Inspiration is just as likely to come from unlikely sources as it is from the most obvious places. In the case of Touch & Learn, a British studio devoted to creating educational games and apps, it relies on a little of both.
The surprising part of the equation starts with the Touch & Learn’s founder and CEO, James Lewis. With experience as a Hollywood art director responsible for the look of work as wide-ranging as Charlie and the Chocolate Factory and Band of Brothers, he’s not the first person who’d come to mind as a creator of kids’ apps.
Yet his motivation is both simple and easy to understand: he’s got kids of his own, and he watched how easily they were enthralled by mobile devices.
“I’m a bit of a tech geek, and I got the original iPhone,” Lewis said to Gamezebo. “Once I got over the fact that I didn’t want to damage it and it wasn’t so precious, I let my daughter, who was 18 months old at the time, just interact with it. It blew me away how intuitive the phone was. And then we got the first iPad and it was the same thing.
“I work in all aspects of design. I’ve done film, interior design, exhibition design, so I never like to pigeonhole myself. So we started mulling about for ideas as to how we can turn this into a business venture.”
The answer came after consulting with his wife, a teaching professional by trade, and pondering his own frustration with what he saw as a dearth of high quality games and apps with an educational bent. That led to the birth of Touch & Learn, which has cranked out nine titles for iOS and Android over its first three years of existence.
But Lewis has bigger plans for the company’s most recent release, Fun Town. Not only does he intend for it to try erasing the distinction drawn between games and educational apps, he also sees it as the start of its own brand.
It certainly approaches the idea of teaching through play in a much different manner than Touch & Learn’s earliest efforts, which were much more conventional learning apps that focused on letters and phonics. Fun Town encourages children to interact with it as they see fit, learning concepts like matching and number sequences as an offshoot of what they’re doing instead of being led through them.
“I just wanted something to be a little more whimsical, just fun for the kids,” Lewis said. “You want them to return to an app, and it’s just really interesting seeing which ones they do return to and which ones they don’t. They get bored very, very quickly, and it was just creating something engaging for a child, that was stimulating in terms of an experience, that had an interesting art style.”
At the same time, Lewis recognizes the importance of having Touch & Learn’s products appeal to the people who matter most in terms of what shows up on family smartphones or tablets: the parents. He touts the philosophy of his company’s avoidance of the freemium model, saying it contributes to parents’ assurance that their kids are playing in as safe an environment as possible.
“If it’s free, I don’t even look for it to say it’s going to have in-app purchases, I kind of know it’s going to have them,” Lewis said. “It just struck us as a massive no-no to get anywhere near them.
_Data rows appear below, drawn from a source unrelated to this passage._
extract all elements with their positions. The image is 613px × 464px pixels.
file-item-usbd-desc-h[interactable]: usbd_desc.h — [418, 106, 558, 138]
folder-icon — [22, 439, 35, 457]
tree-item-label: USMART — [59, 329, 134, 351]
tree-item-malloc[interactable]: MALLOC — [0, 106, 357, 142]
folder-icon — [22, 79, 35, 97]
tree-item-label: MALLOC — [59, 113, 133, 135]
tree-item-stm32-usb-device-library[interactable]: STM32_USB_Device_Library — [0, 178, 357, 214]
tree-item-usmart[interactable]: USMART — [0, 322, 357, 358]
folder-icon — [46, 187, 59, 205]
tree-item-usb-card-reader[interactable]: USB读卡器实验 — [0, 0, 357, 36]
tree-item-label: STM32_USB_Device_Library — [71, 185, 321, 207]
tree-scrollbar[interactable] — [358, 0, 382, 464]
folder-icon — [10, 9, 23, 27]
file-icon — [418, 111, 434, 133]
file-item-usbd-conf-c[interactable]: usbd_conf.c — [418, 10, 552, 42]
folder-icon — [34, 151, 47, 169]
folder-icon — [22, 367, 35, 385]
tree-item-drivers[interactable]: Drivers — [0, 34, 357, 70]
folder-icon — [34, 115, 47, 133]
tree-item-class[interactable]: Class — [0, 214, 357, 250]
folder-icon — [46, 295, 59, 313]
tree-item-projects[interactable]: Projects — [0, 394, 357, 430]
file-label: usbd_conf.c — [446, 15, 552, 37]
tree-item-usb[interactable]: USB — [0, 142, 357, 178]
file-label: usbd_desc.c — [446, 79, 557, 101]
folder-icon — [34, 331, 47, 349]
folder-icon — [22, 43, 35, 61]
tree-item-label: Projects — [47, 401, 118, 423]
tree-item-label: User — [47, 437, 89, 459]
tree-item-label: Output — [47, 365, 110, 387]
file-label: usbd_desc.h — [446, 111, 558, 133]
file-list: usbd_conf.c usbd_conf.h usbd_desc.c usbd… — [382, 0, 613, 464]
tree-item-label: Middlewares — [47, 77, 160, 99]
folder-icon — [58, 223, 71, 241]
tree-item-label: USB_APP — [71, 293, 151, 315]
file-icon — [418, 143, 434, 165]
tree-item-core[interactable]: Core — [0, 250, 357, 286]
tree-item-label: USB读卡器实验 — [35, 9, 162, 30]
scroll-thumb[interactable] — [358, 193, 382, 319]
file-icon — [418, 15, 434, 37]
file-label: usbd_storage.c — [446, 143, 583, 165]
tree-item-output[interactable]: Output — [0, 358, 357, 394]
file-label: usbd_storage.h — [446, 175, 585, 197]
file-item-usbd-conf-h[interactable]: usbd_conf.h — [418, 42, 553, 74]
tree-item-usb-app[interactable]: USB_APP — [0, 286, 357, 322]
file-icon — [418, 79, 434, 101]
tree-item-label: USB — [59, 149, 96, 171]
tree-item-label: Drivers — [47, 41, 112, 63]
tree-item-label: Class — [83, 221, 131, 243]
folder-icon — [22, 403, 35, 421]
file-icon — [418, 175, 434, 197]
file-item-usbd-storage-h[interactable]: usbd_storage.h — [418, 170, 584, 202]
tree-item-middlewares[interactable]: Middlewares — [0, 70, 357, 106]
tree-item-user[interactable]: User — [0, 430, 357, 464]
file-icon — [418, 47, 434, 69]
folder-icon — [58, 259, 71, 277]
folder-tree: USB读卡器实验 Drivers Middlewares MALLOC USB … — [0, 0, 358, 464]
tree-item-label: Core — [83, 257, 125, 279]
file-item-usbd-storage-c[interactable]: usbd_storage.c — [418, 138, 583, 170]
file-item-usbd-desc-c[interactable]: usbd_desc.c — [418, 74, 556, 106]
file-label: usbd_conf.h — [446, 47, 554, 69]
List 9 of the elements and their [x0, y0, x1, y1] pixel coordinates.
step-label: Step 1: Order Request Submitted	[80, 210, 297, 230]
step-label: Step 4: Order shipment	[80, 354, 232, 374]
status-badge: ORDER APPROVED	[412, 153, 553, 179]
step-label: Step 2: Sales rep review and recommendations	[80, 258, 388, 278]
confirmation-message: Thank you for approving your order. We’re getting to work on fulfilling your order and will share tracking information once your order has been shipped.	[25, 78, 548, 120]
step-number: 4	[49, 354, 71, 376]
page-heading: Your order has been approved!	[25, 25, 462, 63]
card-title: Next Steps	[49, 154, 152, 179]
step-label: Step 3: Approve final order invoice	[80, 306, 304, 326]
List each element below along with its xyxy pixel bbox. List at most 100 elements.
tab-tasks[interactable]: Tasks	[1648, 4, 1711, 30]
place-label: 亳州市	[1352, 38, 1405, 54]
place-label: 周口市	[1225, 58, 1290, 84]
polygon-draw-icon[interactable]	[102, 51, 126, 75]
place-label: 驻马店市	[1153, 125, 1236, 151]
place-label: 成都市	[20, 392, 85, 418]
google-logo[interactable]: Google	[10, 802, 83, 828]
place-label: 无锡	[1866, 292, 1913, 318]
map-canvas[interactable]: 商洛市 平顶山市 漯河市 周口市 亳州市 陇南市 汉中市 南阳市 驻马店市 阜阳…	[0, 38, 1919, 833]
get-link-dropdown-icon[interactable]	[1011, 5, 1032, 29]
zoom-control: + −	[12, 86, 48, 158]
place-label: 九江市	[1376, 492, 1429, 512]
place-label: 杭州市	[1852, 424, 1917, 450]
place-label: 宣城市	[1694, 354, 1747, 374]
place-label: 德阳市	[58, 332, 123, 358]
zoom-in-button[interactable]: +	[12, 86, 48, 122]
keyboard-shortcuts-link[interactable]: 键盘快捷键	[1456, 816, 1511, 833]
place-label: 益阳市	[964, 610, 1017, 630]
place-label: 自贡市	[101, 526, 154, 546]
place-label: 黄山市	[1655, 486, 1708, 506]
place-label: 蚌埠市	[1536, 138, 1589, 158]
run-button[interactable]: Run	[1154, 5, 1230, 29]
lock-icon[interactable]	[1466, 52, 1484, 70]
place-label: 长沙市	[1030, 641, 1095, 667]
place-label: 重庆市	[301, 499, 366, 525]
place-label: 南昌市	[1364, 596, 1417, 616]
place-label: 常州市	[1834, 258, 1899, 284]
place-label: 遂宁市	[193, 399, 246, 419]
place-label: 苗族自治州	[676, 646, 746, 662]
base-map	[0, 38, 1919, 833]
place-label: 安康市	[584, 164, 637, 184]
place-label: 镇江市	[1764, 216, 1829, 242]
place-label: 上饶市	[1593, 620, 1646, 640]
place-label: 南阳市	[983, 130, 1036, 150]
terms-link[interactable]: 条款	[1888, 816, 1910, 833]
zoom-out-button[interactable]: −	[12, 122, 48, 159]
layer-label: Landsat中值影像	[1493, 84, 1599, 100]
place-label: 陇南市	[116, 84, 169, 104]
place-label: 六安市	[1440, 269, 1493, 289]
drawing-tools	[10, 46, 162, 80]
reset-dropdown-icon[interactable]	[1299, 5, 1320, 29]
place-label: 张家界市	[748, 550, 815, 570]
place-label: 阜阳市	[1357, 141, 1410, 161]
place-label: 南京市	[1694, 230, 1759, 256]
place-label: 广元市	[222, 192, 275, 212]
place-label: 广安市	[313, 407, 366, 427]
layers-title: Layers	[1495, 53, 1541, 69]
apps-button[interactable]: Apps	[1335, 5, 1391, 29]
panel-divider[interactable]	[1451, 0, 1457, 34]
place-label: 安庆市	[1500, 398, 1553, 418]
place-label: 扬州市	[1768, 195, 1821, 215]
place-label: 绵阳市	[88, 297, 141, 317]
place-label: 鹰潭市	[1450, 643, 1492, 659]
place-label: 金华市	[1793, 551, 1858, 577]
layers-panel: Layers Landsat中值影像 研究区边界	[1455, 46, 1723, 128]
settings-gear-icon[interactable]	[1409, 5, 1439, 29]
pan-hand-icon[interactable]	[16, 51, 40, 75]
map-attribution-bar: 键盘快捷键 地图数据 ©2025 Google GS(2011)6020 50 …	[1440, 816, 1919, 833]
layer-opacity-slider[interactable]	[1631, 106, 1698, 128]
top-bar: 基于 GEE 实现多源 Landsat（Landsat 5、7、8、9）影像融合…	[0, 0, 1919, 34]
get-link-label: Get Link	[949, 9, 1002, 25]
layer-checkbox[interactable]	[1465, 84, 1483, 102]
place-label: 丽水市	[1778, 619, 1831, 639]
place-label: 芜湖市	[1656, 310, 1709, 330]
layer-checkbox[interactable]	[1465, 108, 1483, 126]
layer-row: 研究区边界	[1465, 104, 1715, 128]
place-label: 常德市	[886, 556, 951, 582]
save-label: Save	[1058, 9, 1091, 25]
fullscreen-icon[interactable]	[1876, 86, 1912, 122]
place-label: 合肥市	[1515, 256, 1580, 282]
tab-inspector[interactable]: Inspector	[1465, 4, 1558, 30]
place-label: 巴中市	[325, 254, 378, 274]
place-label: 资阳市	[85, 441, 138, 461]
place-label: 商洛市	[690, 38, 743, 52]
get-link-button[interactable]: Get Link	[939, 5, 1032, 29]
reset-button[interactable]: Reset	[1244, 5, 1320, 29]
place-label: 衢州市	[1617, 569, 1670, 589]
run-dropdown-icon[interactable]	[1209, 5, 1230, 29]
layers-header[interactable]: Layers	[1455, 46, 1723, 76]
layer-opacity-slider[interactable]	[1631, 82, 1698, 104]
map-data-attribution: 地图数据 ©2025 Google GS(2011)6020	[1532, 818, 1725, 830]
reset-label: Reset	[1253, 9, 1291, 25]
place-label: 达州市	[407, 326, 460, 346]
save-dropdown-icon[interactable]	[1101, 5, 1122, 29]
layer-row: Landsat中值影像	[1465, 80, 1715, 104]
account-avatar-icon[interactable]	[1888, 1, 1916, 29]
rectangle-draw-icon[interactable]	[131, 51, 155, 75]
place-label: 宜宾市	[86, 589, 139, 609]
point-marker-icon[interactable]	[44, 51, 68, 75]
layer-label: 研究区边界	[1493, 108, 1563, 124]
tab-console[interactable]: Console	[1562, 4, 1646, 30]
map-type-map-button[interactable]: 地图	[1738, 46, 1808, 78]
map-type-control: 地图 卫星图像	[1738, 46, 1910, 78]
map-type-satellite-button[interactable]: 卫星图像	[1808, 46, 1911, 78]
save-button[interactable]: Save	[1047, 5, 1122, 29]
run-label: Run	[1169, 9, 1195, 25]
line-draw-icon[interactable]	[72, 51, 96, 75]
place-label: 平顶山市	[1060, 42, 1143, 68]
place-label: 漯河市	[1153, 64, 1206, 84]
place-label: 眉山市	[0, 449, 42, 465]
Ethically, I don’t think kids should be making purchasing decisions within games. I also just think parents are quite upset about it. I’m a real believer in one-purchase products that a child can then play completely safely.”
He’s also cognizant of the “games as a service” approach that today’s apps need to have, whether paid or unpaid. Lewis says updates to Fun Town are already in the works, particularly in the form of more interactive elements on the street that makes up the game’s main portal into its various mini-games and activities.
Lewis’ motivations include his desire for Fun Town to evolve beyond a single app into something bigger, as well as the idea that customers simply deserve some value for their money. It’s easy to see the artist’s twinkle in his eye, even over a voice-only Skype connection, when he talks about things he’d still like to see added.
“You’ll have people popping out of windows, window cleaners, birds,” he said. “We’re going to have little cats running up drain pipes, more vehicles in the town, so a lot more interactivity on the street. I love those little hidden features; I think they’re great fun. I’ve got a list as long as my arm of additional shops, and also those finishing touches I know we want to add as well, just to take it to that next level.”
That brings the discussion full circle, back to the source of ideas that Lewis relies on the most – one that more companies should probably tap if available to them. That would be his six-year-old daughter, who came up with the concepts for three of the mini-games in Fun Town, including the flower-growing puzzle in the flower shop.
Even after being disappointed by being told some of her ideas aren’t workable, she dreamed up the sweet shop, something that became a reality very quickly.
“In the sweet shop, she just narrated the whole idea to me,” Lewis said. “‘There’s a little girl, and there’s a little bubble coming out of her head, and she thinks the sweets she wants, and you put them in a bag.’ Within a couple of hours, we prototyped it, and she play tested it.”
As the audience for Touch & Learn products, kids also serve as the ultimate judges on what works and what doesn’t. Lewis knows he’s lucky to have two of his own on hand, giving their sometimes silent but definitely honest opinions on anything he might dream up going forward.
“It’s such a great litmus test, the kids,” he said. “They don’t stand for any rubbish, even if daddy makes it. They’re always polite, but if they don’t like an app, they just won’t get back to it. The nice thing about Fun Town is they do return to it, which I think is great. It’s a pleasure writing apps for them.”